Clay also tried to file theft charges against that colleague, Rep. Duncan Hunter, R-Calif., although Capitol Police had not indicated to him Tuesday morning whether they will follow through with Clay's complaint.
In a short address in a tunnel between the Capitol and House office buildings, Clay depicted the debate as part of the culture wars dividing the country.
"This is really not about a student art competition anymore," Clay, a St. Louis Democrat, said after he and a handful of colleagues put it back on a wall amidst 400 other winners of a high school art contest sponsored by members of Congress. "It's about defending the Constitution."
He said this just after passing Hunter in the tunnel where the painting hangs. Hunter and Clay, who are good friends and whose congressional offices are next door to one another, didn't speak to each other as they passed.
Hunter, citing 18-year-old artist David Pulphus's depiction of police as animals, which many have interpreted as pigs, said it was offensive.
A scrum of about 15 reporters and photographers who had gathered around Hunter shifted to Clay, who led a handful of Congressional Black Caucus members in putting the painting back up where it originally was.

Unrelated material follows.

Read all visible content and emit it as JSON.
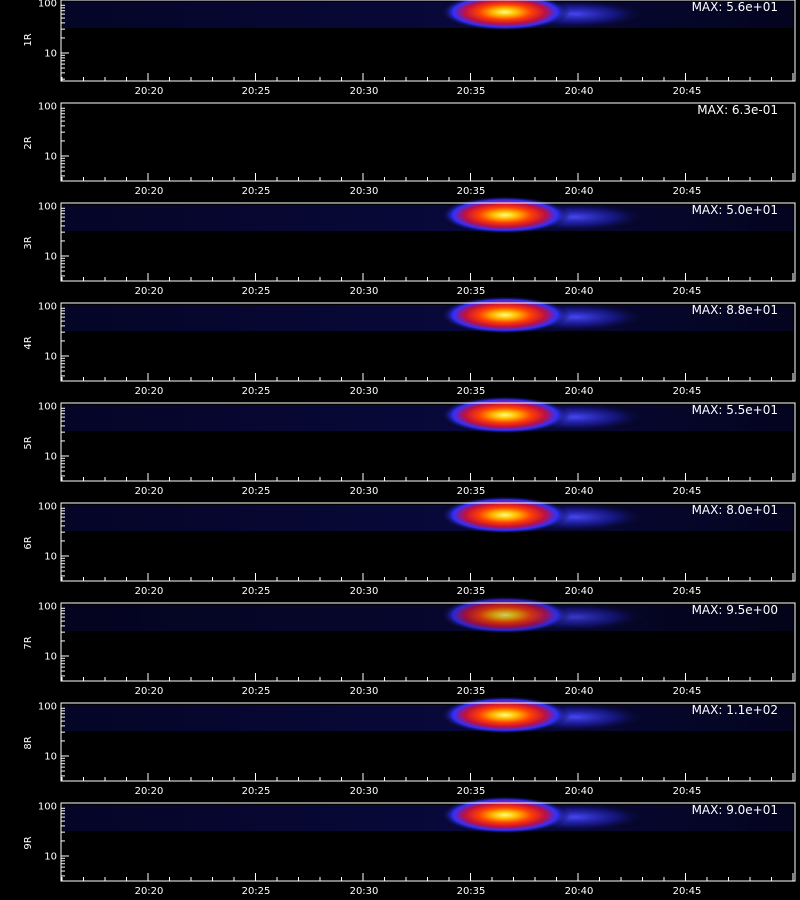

It may not be there for good, however. Congressional Republicans are discussing removing it officially as a violation of congressional rules on the art that prevents the competition from depicting controversial "contemporary" issues.
Clay said he'd defend the painting through that process as a First Amendment expression of an 18-year-old constituent.

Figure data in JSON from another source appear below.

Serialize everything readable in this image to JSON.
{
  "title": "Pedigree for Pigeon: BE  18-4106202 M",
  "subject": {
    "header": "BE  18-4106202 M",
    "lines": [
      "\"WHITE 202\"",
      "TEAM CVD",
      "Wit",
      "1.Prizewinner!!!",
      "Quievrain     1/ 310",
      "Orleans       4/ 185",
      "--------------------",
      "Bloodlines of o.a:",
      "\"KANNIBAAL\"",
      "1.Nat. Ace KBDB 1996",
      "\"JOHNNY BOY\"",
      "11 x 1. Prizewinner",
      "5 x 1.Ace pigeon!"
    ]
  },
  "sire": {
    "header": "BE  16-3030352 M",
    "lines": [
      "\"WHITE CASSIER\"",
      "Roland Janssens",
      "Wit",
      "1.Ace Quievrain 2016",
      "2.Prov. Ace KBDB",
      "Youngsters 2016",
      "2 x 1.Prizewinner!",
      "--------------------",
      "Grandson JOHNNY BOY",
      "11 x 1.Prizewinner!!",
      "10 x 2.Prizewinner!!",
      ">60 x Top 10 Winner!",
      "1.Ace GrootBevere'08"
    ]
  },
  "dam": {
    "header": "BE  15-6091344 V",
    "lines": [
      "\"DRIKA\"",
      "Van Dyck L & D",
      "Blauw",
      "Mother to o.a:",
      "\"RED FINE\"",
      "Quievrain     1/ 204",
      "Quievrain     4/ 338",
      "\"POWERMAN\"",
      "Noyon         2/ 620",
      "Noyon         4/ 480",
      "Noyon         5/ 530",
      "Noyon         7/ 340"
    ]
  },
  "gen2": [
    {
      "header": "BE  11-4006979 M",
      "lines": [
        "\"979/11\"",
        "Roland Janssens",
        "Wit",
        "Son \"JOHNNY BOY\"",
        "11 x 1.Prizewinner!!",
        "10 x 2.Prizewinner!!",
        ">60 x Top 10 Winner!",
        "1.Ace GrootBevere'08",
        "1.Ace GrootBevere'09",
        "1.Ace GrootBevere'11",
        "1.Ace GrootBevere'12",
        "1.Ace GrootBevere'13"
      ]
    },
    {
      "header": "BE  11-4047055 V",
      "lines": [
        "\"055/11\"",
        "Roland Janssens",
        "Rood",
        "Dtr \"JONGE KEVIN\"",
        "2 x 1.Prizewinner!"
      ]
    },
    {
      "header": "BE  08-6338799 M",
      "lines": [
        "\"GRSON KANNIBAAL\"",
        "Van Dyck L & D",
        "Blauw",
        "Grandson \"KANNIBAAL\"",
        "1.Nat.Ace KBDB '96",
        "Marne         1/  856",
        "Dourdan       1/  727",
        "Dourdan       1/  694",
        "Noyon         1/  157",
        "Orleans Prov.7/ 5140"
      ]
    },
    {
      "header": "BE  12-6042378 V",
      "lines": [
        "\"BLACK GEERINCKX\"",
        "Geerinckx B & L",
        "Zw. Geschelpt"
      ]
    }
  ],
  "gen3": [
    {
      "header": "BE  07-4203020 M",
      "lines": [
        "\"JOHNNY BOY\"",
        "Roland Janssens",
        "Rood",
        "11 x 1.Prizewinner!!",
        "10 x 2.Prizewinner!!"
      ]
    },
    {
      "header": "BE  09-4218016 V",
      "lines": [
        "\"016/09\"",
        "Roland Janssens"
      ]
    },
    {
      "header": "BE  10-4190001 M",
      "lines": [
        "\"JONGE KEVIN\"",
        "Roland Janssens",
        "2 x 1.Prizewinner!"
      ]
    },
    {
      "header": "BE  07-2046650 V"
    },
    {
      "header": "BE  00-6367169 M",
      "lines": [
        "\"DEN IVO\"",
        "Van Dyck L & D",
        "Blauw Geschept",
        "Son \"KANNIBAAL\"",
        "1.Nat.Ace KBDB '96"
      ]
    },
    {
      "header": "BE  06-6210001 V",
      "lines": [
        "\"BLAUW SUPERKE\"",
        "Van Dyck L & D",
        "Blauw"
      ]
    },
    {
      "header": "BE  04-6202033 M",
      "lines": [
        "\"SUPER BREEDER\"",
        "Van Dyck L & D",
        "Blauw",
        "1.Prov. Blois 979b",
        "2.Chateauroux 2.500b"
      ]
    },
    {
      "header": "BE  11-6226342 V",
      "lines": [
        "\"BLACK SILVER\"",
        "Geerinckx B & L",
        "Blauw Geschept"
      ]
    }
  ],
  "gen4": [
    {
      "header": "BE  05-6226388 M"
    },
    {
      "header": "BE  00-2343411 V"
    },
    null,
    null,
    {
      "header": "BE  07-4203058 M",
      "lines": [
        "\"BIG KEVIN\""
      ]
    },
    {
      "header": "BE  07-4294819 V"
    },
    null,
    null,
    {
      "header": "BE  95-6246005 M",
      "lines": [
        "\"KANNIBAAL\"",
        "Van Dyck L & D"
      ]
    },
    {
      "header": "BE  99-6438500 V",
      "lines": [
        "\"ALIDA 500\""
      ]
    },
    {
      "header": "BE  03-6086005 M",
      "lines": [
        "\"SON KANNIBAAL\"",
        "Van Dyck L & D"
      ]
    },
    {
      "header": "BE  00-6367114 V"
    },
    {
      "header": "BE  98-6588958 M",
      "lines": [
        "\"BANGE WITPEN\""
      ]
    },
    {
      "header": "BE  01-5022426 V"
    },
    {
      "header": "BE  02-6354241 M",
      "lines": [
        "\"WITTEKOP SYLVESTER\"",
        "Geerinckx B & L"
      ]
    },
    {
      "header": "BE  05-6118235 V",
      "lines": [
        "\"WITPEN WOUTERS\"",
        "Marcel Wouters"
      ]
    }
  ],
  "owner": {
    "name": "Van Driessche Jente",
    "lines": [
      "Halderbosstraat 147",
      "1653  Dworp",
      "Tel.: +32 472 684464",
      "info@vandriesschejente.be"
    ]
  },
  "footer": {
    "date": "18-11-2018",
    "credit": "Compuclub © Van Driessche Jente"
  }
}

"I don't have a disagreement with that," he said of the process. "But there is a procedure to follow. You can't have culture warriors walking around here like they are in charge of something."
Clay told reporters that he had no opinion on the painting, which police groups and others have criticized as depicting police as hog-like animals. Clay said critics should put themselves in Pulphus's place, as a teenaged black male, who had witnessed the highly publicized shootings of young black men throughout his teen years.

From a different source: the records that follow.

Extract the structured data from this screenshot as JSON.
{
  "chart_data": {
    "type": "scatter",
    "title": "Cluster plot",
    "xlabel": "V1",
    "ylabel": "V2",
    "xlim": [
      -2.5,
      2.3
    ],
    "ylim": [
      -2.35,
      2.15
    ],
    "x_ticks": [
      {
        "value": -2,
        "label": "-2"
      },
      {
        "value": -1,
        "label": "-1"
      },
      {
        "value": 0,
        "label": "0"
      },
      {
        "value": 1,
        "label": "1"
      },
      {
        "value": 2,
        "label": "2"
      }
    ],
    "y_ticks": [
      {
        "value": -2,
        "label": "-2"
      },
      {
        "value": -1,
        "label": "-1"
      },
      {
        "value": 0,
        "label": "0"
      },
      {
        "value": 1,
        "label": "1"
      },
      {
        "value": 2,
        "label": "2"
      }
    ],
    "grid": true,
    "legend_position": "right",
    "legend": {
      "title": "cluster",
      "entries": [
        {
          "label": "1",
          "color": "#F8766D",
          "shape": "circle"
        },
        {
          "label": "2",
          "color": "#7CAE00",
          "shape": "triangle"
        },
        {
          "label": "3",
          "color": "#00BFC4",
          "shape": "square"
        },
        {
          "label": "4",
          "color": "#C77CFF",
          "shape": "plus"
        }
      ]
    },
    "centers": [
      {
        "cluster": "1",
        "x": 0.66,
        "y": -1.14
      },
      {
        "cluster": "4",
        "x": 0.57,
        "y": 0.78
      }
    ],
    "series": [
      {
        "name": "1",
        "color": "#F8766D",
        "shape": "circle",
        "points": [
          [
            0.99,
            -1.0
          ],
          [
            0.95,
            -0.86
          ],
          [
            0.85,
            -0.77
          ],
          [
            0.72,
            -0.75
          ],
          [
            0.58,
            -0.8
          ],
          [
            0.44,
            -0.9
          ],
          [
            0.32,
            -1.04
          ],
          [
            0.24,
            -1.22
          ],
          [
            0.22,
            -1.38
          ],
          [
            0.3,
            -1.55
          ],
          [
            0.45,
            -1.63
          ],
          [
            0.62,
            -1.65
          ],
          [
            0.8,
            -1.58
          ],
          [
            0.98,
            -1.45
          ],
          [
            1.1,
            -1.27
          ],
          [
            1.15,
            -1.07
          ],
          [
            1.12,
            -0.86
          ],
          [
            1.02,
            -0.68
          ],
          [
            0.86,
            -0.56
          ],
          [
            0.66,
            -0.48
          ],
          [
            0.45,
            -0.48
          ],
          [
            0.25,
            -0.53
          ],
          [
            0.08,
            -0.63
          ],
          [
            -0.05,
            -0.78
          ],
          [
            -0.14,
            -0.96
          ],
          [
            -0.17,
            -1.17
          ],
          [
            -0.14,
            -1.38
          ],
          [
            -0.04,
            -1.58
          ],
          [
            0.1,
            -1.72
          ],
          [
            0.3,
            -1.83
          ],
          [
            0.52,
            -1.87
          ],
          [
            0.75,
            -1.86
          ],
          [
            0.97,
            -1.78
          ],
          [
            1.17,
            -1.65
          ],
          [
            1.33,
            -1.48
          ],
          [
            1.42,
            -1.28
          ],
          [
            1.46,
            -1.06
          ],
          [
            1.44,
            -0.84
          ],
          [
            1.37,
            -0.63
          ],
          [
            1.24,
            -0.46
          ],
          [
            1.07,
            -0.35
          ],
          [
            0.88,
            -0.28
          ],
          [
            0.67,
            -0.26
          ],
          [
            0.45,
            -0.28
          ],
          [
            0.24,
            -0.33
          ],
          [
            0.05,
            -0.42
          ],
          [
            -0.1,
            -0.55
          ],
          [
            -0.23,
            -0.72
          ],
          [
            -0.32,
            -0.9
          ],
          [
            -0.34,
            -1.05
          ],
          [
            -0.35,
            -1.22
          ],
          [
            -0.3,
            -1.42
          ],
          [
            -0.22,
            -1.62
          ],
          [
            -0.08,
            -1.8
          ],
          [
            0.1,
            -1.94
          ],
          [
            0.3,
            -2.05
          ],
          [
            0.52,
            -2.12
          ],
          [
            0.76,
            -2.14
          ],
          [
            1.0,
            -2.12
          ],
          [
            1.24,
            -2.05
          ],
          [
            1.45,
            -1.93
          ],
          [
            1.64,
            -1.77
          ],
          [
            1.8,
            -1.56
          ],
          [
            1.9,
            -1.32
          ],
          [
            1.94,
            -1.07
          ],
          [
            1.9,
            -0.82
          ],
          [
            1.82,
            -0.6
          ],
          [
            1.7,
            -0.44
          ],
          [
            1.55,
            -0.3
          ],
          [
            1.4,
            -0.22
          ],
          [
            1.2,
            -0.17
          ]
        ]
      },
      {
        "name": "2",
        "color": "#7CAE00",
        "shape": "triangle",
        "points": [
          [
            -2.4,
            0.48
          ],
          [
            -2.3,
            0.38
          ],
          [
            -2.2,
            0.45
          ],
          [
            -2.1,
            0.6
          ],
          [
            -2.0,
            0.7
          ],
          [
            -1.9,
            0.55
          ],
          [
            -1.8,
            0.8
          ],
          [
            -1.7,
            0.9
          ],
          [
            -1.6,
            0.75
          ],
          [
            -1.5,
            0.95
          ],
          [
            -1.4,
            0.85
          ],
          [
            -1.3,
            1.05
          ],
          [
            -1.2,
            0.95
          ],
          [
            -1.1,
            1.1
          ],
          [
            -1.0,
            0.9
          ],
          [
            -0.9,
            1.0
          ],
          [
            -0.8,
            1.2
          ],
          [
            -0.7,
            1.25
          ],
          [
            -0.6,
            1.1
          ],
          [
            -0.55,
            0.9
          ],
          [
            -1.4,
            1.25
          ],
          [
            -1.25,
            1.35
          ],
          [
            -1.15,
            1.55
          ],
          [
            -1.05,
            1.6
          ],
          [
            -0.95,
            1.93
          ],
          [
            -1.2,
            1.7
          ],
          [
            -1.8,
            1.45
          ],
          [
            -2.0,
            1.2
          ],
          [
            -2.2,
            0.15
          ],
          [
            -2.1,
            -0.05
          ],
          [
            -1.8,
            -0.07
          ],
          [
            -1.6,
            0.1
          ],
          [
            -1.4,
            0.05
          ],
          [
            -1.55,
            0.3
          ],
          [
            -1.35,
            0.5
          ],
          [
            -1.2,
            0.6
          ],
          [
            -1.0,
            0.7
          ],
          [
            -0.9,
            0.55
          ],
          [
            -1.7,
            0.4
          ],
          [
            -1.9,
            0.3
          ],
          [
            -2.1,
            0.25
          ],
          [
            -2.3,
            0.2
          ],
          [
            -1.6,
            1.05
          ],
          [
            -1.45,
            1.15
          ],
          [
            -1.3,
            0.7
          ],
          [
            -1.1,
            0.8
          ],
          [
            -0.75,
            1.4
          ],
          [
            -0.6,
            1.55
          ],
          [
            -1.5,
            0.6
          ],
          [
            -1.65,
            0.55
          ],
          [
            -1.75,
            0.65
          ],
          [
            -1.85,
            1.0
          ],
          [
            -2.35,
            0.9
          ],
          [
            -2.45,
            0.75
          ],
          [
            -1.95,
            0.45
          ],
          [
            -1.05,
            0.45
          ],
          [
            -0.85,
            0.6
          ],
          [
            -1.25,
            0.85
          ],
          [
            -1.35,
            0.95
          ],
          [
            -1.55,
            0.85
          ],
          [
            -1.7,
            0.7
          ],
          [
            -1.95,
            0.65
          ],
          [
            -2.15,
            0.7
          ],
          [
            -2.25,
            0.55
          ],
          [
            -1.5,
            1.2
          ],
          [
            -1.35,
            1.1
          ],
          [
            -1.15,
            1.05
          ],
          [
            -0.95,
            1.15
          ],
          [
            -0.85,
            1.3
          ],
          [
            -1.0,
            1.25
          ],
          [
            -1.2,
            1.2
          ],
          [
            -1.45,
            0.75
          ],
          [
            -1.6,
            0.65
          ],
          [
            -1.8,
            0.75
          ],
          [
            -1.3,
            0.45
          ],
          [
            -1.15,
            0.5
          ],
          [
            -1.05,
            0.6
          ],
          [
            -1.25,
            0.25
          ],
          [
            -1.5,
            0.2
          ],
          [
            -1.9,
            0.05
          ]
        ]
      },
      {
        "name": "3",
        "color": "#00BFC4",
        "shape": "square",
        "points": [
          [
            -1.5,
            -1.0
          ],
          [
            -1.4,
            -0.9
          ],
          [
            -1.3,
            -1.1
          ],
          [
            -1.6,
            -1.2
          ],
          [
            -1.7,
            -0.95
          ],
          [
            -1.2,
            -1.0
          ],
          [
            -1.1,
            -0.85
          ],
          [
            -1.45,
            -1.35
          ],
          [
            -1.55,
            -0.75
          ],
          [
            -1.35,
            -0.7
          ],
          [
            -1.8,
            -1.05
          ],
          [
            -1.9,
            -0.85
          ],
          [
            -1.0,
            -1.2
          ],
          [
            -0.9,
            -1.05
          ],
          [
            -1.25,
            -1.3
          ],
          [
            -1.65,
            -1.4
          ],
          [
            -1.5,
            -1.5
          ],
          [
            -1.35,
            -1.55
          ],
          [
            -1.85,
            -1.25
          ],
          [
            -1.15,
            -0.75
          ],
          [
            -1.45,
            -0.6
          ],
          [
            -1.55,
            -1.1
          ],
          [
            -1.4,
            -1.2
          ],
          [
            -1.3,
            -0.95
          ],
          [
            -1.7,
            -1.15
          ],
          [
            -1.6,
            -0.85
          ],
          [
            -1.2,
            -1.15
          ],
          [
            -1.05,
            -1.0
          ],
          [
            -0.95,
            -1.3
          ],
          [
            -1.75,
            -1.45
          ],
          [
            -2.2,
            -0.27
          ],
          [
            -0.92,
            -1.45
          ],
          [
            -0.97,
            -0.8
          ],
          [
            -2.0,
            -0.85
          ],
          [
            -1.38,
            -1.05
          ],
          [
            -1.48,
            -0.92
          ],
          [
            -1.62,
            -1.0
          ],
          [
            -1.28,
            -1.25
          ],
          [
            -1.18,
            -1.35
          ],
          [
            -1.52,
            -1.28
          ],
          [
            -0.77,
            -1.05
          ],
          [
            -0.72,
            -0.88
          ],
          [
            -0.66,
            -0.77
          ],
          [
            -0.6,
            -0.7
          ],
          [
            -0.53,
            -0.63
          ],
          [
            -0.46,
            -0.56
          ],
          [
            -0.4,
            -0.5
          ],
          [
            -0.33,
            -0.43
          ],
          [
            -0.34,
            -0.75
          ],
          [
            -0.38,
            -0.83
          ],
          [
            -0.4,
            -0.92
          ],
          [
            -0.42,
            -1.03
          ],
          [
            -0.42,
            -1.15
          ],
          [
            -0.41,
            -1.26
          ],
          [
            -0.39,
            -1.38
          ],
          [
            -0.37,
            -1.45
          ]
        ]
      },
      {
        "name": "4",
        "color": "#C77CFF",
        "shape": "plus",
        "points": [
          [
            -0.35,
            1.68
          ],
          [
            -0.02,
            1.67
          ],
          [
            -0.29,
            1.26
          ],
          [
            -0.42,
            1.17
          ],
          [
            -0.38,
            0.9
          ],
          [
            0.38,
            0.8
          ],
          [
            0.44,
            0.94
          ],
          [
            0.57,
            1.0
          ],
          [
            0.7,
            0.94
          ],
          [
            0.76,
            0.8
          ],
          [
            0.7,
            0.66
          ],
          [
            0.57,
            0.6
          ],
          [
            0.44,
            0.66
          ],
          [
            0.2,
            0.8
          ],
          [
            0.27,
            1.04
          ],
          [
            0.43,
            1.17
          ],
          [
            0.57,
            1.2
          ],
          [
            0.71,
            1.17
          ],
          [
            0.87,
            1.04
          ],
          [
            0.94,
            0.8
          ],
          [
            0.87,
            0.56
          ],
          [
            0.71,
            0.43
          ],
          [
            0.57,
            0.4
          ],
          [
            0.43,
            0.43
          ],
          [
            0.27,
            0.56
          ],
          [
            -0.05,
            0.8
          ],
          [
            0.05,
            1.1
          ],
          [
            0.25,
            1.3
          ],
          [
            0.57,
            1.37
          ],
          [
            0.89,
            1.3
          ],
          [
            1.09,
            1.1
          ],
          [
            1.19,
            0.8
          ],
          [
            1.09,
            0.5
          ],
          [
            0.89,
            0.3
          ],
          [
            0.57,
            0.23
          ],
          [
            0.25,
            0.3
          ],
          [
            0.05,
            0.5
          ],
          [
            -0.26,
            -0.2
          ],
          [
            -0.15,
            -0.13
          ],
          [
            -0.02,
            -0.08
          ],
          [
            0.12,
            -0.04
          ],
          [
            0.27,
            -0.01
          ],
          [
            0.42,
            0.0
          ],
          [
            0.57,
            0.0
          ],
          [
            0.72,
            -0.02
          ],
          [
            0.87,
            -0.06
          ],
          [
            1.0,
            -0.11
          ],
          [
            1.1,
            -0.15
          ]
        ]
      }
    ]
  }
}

Including, "in his own community," the shooting death of black teenager Michael Brown by Ferguson Police Officer Darren Wilson when Pulphus was 16.
Those shootings, Clay said in an interview with the Post-Dispatch, were "animalistic."
While police groups have criticized the painting, Clay received a local police ally over the weekend in St. Louis Police Chief Sam Dotson.
"Police officers are not art critics," Dotson said during a discussion Saturday night at Harris-Stowe State University kicking off Missouri's official events honoring the Rev. Dr. Martin Luther King Jr. He called Clay a "strong supporter" of police and said Clay's desire to hang the painting is in keeping with protecting the First Amendment.
The painting by former Cardinal Ritter High School Senior Pulphus _ now a college student _ has drawn intense scrutiny after critics noticed that it depicted police officers as animals. Some police groups criticized the painting as divisive and not a true depiction of the shooting death of Michael Brown by Ferguson police officer Darren Wilson in 2014.
Hunter removed the painting and left it in Clay's office on Friday, saying it offended him and denigrated police. Hunter told the Post-Dispatch he had gotten "thousands" of calls and social media messages in support, many from police officers or their families.
The painting was on display for six months before critics attacked it, in the middle of hundreds of other paintings by high school art contest winners from around the country. Clay on Tuesday blamed "alt-right" media for stirring up the problem, and fellow Congressional Black Caucus members depicted the controversy as an extension of Republican President-elect Donald Trump's attacks on the media.
Hunter said he was making a statement and would not seek to remove it again if Clay puts it back up. But other Republicans, upset at the depiction of police, hinted they may seek official congressional action to take it down permanently.
Clay would fight that.
"I do not agree or disagree with this painting," Clay said after he helped put it back up. But he noted that statues elsewhere in the Capitol depict slaveholders and avowed racists that offend him, but he hasn't demanded they be removed.
"I will fight to defend this young man's right to express himself because his artwork is true for him and he is entitled to that protection under the law," Clay said, referring to Pulphus.
At the forum in St. Louis Saturday night, Dotson referred to the painting as the "elephant in the room."
"Sam Dotson can have an opinion and may not like the painting, but Sam Dotson the police chief or any police officer cannot have an opinion about it because that young man has a right to have his voice heard and it's our job to make sure his rights are protected," he said.